Stehen zu bleiben kam nicht infrage. Stehen zu bleiben wäre ihr Tod. Also rannte sie weiter, auch als sich eine Dornranke um ihren Knöchel wickelte und ihr tief in die Haut schnitt. Die Ranke spannte sich zitternd, dann gab sie Quincy frei. Falls es wehtat, spürte Quincy es nicht. Ihr Körper ertrug bereits Schmerzen, die jenseits alles Aushaltbaren waren.
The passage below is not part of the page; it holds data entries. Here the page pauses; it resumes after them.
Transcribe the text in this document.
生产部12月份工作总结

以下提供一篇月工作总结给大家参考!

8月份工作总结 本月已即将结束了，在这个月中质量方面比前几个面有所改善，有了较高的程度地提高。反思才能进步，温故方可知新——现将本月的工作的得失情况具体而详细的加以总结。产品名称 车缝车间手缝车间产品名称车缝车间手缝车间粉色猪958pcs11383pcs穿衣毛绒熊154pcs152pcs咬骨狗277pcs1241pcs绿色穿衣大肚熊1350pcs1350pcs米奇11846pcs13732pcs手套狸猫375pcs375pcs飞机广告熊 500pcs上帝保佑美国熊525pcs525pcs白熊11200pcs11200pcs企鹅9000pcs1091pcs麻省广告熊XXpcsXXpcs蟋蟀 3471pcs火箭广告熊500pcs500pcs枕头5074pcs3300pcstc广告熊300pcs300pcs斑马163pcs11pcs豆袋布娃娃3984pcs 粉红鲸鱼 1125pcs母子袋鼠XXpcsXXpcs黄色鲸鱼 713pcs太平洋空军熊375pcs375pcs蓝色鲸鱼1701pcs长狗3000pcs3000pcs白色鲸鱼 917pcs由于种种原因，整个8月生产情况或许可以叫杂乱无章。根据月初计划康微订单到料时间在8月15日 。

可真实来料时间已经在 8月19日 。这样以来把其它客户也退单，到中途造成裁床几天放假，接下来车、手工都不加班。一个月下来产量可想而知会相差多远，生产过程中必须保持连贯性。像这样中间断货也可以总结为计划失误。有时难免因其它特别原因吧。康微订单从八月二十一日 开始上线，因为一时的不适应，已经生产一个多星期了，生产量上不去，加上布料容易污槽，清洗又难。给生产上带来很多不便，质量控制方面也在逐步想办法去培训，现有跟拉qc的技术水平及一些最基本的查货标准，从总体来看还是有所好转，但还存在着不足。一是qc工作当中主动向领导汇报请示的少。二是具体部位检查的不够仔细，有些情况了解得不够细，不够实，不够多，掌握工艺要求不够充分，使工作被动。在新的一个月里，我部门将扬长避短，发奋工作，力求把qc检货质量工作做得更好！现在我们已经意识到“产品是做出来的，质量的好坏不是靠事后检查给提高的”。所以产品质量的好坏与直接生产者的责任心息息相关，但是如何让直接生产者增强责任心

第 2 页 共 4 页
Nur ihr Instinkt trieb sie voran. Eine unbewusste Klarheit, dass sie um jeden Preis weiterrennen musste. Warum, hatte sie vergessen. Da war keine Erinnerung mehr an das, was vor fünf, zehn, fünfzehn Minuten gewesen war. Hätte ihr Leben von dem Wissen, warum sie auf der Flucht durch den Wald war, abgehangen, sie wäre auf der Stelle tot zusammengebrochen.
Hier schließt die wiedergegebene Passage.